Because of this, it will be hard to boost demand, which, according to Zoopla, has dropped 20% since the so-called mini-budget and is now at its lowest level since the pandemic began.
“The steep repricing of mortgages, with rates not seen in more than a decade and a sharp drop in affordability,” said Iwona Hovenko, a housing analyst for Bloomberg Intelligence in Europe, “may shock buyers and stop housing activity until rates normalise at least a little and buyers change their expectations.”
Before the stamp duty cut, Hamptons International warned that home prices are likely to go down if the Bank of England’s base rate goes above 2.5%. It’s already at 2.25%, and by early next month, it’s expected to go up to at least 3%. This month, the average 5-year fixed-rate mortgage hit a 14-year high.
“Rather than a credit crunch, the current shock looks more like the one that hit in the early 1990s, when interest rates went up, house prices went down, and the recovery was slow,” said Niraj Shah, an economist at Bloomberg Economics.
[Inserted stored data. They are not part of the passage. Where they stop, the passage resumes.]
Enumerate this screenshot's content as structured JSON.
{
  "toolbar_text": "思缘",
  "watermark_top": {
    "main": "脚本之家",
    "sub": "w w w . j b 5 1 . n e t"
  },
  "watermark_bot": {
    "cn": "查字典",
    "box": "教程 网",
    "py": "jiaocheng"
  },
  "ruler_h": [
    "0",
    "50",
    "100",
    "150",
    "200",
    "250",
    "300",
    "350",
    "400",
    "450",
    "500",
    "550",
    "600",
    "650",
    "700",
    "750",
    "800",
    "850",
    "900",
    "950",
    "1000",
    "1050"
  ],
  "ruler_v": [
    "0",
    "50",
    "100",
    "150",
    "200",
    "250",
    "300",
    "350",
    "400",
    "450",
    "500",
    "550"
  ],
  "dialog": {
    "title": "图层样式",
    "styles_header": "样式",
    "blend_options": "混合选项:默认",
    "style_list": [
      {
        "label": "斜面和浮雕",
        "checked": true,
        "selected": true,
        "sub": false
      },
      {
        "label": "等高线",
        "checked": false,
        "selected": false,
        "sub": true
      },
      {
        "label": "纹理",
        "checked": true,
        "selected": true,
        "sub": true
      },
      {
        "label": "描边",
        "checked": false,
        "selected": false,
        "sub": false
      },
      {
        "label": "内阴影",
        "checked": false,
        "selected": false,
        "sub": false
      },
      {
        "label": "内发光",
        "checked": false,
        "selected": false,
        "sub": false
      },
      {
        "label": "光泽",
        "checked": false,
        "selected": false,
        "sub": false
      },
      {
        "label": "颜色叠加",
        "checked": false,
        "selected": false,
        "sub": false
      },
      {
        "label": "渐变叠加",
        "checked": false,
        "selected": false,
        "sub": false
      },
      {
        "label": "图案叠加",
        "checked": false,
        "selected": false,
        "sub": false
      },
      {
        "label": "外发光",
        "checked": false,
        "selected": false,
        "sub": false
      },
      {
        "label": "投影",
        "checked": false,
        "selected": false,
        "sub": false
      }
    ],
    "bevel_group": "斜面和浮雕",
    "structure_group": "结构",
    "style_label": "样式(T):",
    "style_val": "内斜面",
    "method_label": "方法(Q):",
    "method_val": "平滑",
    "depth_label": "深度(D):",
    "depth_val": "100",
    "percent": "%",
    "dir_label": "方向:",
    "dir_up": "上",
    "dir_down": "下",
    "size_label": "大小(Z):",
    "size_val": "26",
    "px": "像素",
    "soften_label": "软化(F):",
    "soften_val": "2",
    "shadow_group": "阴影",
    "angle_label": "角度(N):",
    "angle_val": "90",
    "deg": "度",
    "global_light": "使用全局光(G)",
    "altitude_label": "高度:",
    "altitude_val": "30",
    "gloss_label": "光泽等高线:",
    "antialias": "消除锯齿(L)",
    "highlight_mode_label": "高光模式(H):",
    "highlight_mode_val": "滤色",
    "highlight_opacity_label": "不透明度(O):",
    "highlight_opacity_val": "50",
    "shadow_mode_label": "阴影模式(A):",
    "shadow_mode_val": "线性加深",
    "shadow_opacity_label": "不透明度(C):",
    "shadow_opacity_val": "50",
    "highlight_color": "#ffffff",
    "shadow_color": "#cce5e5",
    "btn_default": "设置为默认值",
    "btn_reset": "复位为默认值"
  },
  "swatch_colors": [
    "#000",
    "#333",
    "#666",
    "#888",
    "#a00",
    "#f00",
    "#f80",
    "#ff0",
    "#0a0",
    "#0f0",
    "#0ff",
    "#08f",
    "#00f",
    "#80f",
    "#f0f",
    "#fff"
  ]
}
Danny Dorling, a professor of human geography at the University of Oxford who has studied the UK crash of the 1990s, says that the last two housing slumps began in London and then spread from there.
And there are now signs of trouble in the capital. Acadata Ltd., a research firm, says that prices are more than £4,000 lower than their peak in February and that values are going down in 10 of the city’s 33 boroughs.
Hugh Hendry, a real estate investor and former hedge fund manager, said, “Real estate is another asset that will be hurt by the Fed and other central banks around the world.” “Investors who are worried will sell, and prices will drop.”